In India, a holiday that goes wrong


India is a gigantic country with a population of more than 1.2 billion people. It is almost impossible to mention all the religious festivals. Each festival has its own history, legend and meaning. The celebrations are carefully prepared. But the Hindu festival from Dussehra to Amritsar overflowed and killed many people. We explain it to you.

Each religion in India has its own festivals

It is impossible for a tourist not to pass through a city celebrating a god or other deities. For example, the dates of « Hindu festivals » are set according to the lunar calendar, which depends on the movements of the sun and moon throughout the year.
Some Hindu festivals are celebrated as historical mythology, others due to seasonal changes…

Muslims are not to be outdone. There are many religious holidays that they celebrate with passion and dedication following the date of their Islamic calendar…

Sikh people organize many unique festivals and rituals that they celebrate with great enthusiasm and joy. They commemorate the lives of their 10 Sikh gurus, including their teachings.

People of the « Jain » religion have many religious rituals and ceremonies to celebrate. Their rituals belong to the cults of idols in various ways and festivals belong to the events of Tirthankara’s life that involve the purification of the soul.

People of the Christian religion celebrate their holidays such as Christmas, Easter, Good Friday, etc. with great enthusiasm. We will not forget the people of Buddhist religion who celebrate their festivals related to Buddha and Bodhisattvas. Buddhists have their own beliefs and rituals for celebrating historical festivals.

Amritsar was the scene of an important Hindu festival

The inhabitants of Amritsar, a city in northern India, were preparing for the Hindu festival in Dussehra. It is one of the most important festivals for Hindus.

The highest point of Dussehra is a procession of giant effigies, some reaching up to 20 metres, representing characters from Hindu mythology.
The latter were to be burned during the festivities. As the fire of the effigies is supposed to symbolize the dissipation of evil. Sometimes effigies represent politicians, especially Pakistani politicians!

Amritsar is in mourning

This city in northern India is known as a Sikh religious centre. But many Sikhs join this Dussehra festival alongside the Hindus.
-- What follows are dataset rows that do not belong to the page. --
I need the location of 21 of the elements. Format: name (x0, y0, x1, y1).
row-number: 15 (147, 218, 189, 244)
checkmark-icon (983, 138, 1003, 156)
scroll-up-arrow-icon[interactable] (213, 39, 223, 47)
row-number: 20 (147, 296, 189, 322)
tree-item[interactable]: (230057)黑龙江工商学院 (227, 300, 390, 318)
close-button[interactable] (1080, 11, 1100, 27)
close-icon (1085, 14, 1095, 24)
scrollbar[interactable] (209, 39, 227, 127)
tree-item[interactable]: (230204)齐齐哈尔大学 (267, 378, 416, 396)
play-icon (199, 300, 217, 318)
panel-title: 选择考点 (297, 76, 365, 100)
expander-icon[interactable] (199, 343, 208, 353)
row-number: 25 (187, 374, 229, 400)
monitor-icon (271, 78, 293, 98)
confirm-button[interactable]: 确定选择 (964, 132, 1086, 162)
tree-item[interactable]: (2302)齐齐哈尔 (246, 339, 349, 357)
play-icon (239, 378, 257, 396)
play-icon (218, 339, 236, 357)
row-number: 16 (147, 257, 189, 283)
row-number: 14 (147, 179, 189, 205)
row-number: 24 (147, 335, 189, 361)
In general, this celebration attracts at least 50,000 people. However, for reasons still unexplained, fireworks were launched, particularly near railway lines.

Many people had invaded the rails looking at the fire of the effigy of the demon Ravana during the festival. Two fast trains would have arrived at the same time and without warning. More than 50 people are reported to have died.

Indians always cross railway tracks

The images we all have in mind are slow-moving trains overflowing with passengers. Some of them grab onto the roofs of the cars. In the early 2010’s, about 6,000 people lost their lives on the crowded Mumbai suburban rail network alone.

In addition, about a thousand people died as a result of overcrowding, train collisions or derailments. This is gradually being resolved through the modernization of the rail network and the arrival of high-speed trains.

Railways would have been notified

Navjot Kaur Siddhu, a politician from the local Congress party who was the main guest at the religious ceremony, said that the celebrations take place in the region every year and that railway authorities were advised to run low-speed trains. This was not the case. An investigation is ongoing.

Railways are faster than in the past

Indian railways have progressed like many other areas. The trains are faster. The Spanish are testing the Talgo, between Delhi and Mumbai, with a top speed of 150 km/h.

According to information, 800 TGV trains will be manufactured for the Indian rail network over the next 11 years as part of a joint venture with Alstom. Indian Prime Minister Narendra Modi and his Japanese counterpart Shinzo Abe recently laid the foundation stone for the Ahmedabad-Mumbai high-speed train project in Gujarat. The Mumbai high-speed train project in Ahmedabad will be based on Japan’s Shinkansen.

It is to be hoped that these lines will be protected and that regular information will be provided to the public. Habits are hard to break.